Conforme percorremos uma estrada escorregadia e coberta de lama vermelha em uma camionete 4x4, Dielison Furtunato, nosso guia, nos mostra os açaizeiros, cujas folhas delgadas tocam os troncos robustos de castanheiras imponentes. Sob a copa, cupuaçus de gosto ácido pendem como batatas inchadas dos galhos da árvore pequena e arredondada. Embora esses trechos de floresta pareçam naturais, eles não são; possuem espécies comestíveis da flora amazônica que foram cultivadas.
Geandre Berkembrock colhe açaí usando uma peconha, tipo de tira colocada nos pés para ajudá-lo a subir na palmeira. “Eu aprendi isso sozinho. Tentei várias vezes até conseguir. Acho que tinha uns 10 anos. Nunca caí de uma palmeira”, conta ele. “Em um único dia, já cheguei a subir em até 30 árvores.”
Essas florestas existem porque o empregador de Furtunato, uma cooperativa agroflorestal local chamada Reca, transformou o plantio e a manutenção dessas árvores em uma atividade economicamente viável, um feito importante em uma época na qual o desmatamento ocorre em um ritmo alarmante. Há décadas, a pecuária é a principal atividade econômica na Amazônia, sendo responsável por 80% da perda florestal.
Os pecuaristas ficam presos em um ciclo vicioso: derrubam a floresta para formar pastagens que rapidamente esgotam os nutrientes do solo tropical. Sem nutrientes, a produção de carne por hectare diminui. Então, os criadores de gado procuram outro lugar, transformando outros trechos de floresta em pastagens até que aqueles solos também sejam destruídos. Até agora, quase um quinto da Amazônia foi desmatado. Mas como os sistemas agroflorestais requerem muito menos terra do que o gado, eles poderiam aliviar a pressão sobre o que ainda resta da floresta – se fossem mais difundidos.
O Reca, uma cooperativa fundada em 1989, mostra como isso pode ser feito. A floresta natural preserva a biodiversidade, protege o solo e a água, e sequestra carbono em suas árvores, aliviando os impactos das mudanças climáticas. Os agricultores do Reca se aproximam desse ecossistema, plantando densamente até 40 espécies em seus trechos de floresta tropical recriada.
Em 1984, Sérgio Roberto Lopes, de 60 anos, conseguiu um empréstimo com a irmã e comprou 78 hectares de terra em Nova Califórnia.

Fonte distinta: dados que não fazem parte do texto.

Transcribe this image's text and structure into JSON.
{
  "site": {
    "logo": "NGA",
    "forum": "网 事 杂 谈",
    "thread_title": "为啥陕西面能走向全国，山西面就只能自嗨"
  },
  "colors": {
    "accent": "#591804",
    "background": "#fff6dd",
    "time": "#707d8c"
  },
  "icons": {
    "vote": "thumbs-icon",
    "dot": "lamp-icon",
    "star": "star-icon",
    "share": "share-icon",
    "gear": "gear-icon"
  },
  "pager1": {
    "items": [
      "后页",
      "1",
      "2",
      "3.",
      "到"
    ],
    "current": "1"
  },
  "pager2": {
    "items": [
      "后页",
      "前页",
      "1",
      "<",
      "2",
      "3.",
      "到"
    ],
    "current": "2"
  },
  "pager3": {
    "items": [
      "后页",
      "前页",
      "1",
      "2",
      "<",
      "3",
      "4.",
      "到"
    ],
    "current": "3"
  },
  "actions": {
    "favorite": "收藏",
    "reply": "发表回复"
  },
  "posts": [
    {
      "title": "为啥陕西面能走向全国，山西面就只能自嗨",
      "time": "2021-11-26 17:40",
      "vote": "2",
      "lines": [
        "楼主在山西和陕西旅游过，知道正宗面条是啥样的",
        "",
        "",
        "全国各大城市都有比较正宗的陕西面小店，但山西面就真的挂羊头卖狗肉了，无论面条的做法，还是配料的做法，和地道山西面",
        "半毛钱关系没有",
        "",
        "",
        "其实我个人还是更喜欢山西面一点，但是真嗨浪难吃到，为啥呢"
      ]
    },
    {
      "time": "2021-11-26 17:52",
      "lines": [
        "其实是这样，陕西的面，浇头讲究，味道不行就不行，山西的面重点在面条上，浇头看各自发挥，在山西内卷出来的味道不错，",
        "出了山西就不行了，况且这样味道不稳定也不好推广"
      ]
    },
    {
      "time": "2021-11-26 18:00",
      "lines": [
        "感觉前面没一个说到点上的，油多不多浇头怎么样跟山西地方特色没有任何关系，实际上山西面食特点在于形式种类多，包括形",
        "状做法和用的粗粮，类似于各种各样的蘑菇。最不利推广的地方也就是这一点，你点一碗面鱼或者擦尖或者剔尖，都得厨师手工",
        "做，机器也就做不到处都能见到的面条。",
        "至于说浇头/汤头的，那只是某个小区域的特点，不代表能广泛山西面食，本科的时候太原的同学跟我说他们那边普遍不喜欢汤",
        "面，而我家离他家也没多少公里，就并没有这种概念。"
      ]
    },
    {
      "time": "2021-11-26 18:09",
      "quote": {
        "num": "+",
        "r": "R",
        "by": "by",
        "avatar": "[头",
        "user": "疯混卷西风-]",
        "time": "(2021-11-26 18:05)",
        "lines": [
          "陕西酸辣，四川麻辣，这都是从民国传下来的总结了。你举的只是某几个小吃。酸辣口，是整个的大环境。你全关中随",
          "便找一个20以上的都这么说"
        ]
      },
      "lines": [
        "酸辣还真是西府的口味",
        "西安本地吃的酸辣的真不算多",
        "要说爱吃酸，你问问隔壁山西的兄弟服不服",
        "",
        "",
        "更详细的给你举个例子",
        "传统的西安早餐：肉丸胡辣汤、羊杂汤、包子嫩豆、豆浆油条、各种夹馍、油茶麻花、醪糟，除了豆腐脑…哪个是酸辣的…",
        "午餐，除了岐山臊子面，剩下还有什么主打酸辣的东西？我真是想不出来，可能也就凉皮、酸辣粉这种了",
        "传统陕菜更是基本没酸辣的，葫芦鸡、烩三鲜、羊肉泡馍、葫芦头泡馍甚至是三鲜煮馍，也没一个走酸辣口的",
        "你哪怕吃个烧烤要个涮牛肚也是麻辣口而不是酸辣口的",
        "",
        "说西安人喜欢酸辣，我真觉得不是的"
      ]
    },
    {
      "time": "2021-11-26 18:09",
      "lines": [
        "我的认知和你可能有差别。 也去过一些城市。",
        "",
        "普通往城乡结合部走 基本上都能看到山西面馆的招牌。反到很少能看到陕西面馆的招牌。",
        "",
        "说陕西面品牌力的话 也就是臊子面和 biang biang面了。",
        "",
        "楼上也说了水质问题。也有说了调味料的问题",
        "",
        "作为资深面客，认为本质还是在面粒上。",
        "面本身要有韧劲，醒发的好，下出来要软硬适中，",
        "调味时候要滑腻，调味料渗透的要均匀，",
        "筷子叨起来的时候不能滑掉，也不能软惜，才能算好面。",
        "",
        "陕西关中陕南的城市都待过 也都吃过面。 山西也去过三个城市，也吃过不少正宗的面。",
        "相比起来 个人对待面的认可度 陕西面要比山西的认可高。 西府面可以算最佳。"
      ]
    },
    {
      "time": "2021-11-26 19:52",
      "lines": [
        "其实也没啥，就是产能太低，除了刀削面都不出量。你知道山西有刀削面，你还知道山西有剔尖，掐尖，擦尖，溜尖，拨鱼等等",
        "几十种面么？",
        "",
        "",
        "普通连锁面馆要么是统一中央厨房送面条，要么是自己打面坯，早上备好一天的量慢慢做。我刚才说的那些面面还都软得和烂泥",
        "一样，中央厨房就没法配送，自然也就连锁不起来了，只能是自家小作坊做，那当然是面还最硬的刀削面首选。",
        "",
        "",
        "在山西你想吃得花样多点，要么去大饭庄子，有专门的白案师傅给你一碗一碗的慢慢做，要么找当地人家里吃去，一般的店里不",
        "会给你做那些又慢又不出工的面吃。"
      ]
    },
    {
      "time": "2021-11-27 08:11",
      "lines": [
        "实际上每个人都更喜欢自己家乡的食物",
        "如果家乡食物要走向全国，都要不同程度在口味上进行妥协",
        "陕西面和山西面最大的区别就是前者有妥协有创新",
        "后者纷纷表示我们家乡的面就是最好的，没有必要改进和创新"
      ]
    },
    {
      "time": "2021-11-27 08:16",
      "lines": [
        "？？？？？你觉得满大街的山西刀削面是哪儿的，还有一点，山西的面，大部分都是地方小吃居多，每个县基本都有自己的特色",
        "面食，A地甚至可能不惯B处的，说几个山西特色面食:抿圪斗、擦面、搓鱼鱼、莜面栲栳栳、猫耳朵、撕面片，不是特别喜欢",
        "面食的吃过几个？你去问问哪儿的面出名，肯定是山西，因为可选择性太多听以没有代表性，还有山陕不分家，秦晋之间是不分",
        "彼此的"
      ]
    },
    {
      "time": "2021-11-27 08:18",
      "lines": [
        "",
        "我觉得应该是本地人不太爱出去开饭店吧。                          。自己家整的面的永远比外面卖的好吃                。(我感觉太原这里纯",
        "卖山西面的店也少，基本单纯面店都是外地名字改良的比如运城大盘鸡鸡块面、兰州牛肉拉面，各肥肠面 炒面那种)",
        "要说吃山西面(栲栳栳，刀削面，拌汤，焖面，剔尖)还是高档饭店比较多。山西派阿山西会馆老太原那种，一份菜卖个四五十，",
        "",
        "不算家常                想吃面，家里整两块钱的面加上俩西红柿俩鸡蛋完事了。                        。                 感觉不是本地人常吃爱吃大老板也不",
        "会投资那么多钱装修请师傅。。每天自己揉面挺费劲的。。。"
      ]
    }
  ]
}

Arnoldo Berkembrock, 66 anos, e Arlete Maria Berkembrock, 68, vieram para a região de Nova Califórnia em 1986 e compraram terras em 1989. Arlete conta: “gostamos de viver no campo. Podemos nos alimentar das frutas que crescem no nosso próprio quintal, sabendo que temos acesso a alimentos mais saudáveis.”
Dielison Furtunato De Souza, de 24 anos, em sua casa no Reca. Filho de um criador de gado, o jovem escolheu a agricultura em vez da pecuária.
Jersiane Berkembrock, 24 anos, sempre ajudou a família e acompanhou seus pais nas reuniões do Reca. “Estar envolvida com a natureza é uma grande satisfação”, diz ela.
A cooperativa transforma cerca de uma dezena dessas espécies em produtos alimentícios vendidos em todo o Brasil: suco de frutas, palmito, óleos. O restante, incluindo plantas medicinais, abastece os mercados locais. Outras são plantadas simplesmente para beneficiar o solo e a vida selvagem. Parte da colheita é até mesmo exportada. O principal cultivo do Reca é o cupuaçu, um parente do cacaueiro. Suas sementes são prensadas para extração do óleo, que é comprado pelo conglomerado de cosméticos Natura, proprietária da Avon e da The Body Shop. A L’Occitane, empresa francesa de cosméticos com lojas nos Estados Unidos, compra as sementes da árvore cumaru, que confere a sua colônia Cumaru Raiz uma fragrância de baunilha e amêndoa.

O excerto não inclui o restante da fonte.